Но хининка и малинка оказались недействительными. На третий день явился сильнейший жар с бредом, и сам Василий Иванович задумался.
— Откуда бы? С чего бы? — удивлялся он. — Вдруг нервная горячка! Просто ума не приложу! — И он пожимал плечами.
В те времена тиф еще называли нервной горячкой.
LXI
Павел Николаевич Лазуткин, муж Марьи Александровны, был штабс-капитан, угрюмый, молчаливый, серьезный, и эта серьезность невольно передавалась и жене его.
Он сделал консультацию, выписав доктора из Тифлиса. Но что же мог сделать самый лучший доктор в той болезни, от которой в то время еще не умели лечить?
Мы все, крепостные жители, попеременно дежурили в доме больной или около дома. Даже карточные вечера прекратились, и у всех был один и тот же вопрос и в уме, и в глазах. О нем толковали мы в каждом доме. И каких только средств и предположений не было предложено и высказано!
— Она, господа, простудилась, непременно простудилась… Помните, в тот вечер… по легкому морозцу в легких башмачках. Фьють!
— Помилуйте, какое же простудилась! Тут чисто нервное расстройство… напряжение было дьявольское… Ведь вы вспомните только, что она всю ночь не смыкая глаз продежурила в лазарете. Все операции были сделаны в ее присутствии. Тут, я вам скажу, и с здоровыми нервами не выдержишь…
— Ну где же?.. Полноте! Нет!
И такие пререкания шли без конца, а болезнь между тем не дремала и делала свое дело.
Наступил кризис, и в это время я вполне убедился, что мы все, все офицерство (и я в том числе, хотя и не принадлежащий к нему) искренно и горячо любили Марью Александровну.
Мы все собрались в квартире Лазуткиных, все, даже наш мастодонт Бирюков, и все с трепетом ожидали решения участи «нашей» больной. Да! Для всех для нас она была близкая, родная…
Откуда берется у нас, у русских (или, по крайней мере, в то время бралась), эта любовь ко всему доброму и ясному?

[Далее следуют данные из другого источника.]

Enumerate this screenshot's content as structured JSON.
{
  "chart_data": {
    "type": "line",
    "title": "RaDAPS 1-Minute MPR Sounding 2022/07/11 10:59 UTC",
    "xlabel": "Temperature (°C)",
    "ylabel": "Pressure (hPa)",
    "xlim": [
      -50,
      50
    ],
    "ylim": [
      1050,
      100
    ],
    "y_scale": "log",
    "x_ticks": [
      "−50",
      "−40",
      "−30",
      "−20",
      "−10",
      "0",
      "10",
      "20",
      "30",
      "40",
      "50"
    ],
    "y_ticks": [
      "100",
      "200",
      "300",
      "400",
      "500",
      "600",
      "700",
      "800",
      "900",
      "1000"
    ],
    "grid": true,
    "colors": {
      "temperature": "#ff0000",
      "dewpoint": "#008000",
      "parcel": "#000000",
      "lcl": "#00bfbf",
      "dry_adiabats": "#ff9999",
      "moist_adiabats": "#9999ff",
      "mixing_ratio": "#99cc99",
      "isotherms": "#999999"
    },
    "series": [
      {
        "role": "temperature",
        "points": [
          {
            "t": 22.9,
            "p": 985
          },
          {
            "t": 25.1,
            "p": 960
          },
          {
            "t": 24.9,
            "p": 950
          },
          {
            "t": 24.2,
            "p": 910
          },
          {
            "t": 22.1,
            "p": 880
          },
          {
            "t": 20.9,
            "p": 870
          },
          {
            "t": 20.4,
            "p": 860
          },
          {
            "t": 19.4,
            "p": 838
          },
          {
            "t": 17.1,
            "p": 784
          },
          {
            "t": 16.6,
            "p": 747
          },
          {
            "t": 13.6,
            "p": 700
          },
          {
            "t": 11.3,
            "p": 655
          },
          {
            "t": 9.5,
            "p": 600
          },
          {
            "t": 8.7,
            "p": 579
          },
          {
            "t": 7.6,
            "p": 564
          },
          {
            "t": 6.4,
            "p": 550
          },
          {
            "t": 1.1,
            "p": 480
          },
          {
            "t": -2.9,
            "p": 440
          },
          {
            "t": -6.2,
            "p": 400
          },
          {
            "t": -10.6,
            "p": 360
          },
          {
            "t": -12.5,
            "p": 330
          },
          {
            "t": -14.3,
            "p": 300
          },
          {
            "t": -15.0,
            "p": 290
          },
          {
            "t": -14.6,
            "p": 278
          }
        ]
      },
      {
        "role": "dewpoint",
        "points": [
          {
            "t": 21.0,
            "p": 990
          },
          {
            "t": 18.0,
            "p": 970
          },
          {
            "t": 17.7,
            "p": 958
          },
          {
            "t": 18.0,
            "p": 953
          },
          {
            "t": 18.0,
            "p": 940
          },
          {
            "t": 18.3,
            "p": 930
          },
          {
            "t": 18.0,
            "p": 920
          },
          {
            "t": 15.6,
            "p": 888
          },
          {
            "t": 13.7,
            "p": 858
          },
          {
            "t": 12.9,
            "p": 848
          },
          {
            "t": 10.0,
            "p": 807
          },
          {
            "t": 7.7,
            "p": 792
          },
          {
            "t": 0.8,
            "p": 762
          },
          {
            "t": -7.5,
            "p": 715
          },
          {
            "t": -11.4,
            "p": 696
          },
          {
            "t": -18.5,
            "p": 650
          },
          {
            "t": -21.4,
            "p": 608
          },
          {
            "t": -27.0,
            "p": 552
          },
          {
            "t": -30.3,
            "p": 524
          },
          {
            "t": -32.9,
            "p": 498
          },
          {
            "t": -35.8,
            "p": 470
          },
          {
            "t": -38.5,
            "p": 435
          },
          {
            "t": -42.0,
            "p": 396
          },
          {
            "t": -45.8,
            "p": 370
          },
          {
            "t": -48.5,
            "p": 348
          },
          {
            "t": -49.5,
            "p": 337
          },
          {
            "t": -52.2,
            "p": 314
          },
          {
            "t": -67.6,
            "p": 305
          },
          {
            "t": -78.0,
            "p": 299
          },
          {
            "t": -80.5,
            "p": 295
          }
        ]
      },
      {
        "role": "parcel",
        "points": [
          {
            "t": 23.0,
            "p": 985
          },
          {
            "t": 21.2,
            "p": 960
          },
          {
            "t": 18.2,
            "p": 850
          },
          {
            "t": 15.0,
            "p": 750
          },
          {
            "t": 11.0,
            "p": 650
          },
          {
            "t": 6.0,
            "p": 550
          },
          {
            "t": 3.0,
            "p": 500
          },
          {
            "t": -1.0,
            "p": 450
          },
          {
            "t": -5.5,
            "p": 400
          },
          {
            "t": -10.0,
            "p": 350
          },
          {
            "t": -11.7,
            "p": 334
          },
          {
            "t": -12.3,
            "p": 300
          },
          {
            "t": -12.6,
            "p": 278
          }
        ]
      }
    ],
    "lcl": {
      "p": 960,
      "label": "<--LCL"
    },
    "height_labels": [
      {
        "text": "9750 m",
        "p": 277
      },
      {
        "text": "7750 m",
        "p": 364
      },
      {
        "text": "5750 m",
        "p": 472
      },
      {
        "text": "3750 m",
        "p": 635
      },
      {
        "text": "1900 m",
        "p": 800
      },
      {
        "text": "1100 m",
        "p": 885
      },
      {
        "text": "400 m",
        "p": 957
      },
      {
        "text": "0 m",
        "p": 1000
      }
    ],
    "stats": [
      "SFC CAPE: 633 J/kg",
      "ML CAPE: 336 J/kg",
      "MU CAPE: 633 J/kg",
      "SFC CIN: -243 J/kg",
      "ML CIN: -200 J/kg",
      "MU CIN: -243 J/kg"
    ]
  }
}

Кризис совершился, и болезнь победила.
Грустные, с тяжелым чувством мы разошлись один за другим. Надежда умерла!
LXII
Перед самой кончиной, может быть за полчаса, она пришла в себя. Она узнала меня, мужа, Винкеля, Красковского.
Я никогда не забуду выражения ее лица, до того оно было торжественно, сияющее, точно какая-то радость, кроткая, восторженная, лежала на нем. И все оно было точно светлое блестящее облачко на ясном закате летнего вечера.
Это выражение сохранилось на ее лице и после смерти.
Она умерла тихо, покойно, точно уснула.
Павел Николаевич и я не отходили от нее. Я помню, как он нагнулся к ней после того, как она застонала, и вдруг приподнялся, выпрямился, обернулся ко мне и провел рукой по лицу.
— Кончено! — сказал он. — Отправилась!
И он перекрестился большим крестом и тотчас же вышел из комнаты.
Я также машинально перекрестился и подошел к покойнице.
Я очень хорошо помню, да, кажется, никогда и не забуду того странного чувства, которое, словно тяжелое, темное облако, надавило, облегло меня со всех сторон, когда я взглянул на ее лицо.
Это не была жалость. Это было чувство какой-то неизобразимой пустоты, одиночества. Мне было все равно: будет ли жить мир, люди, или сейчас все погибнут, и все разрушится, исчезнет как тяжелый и глупый сон.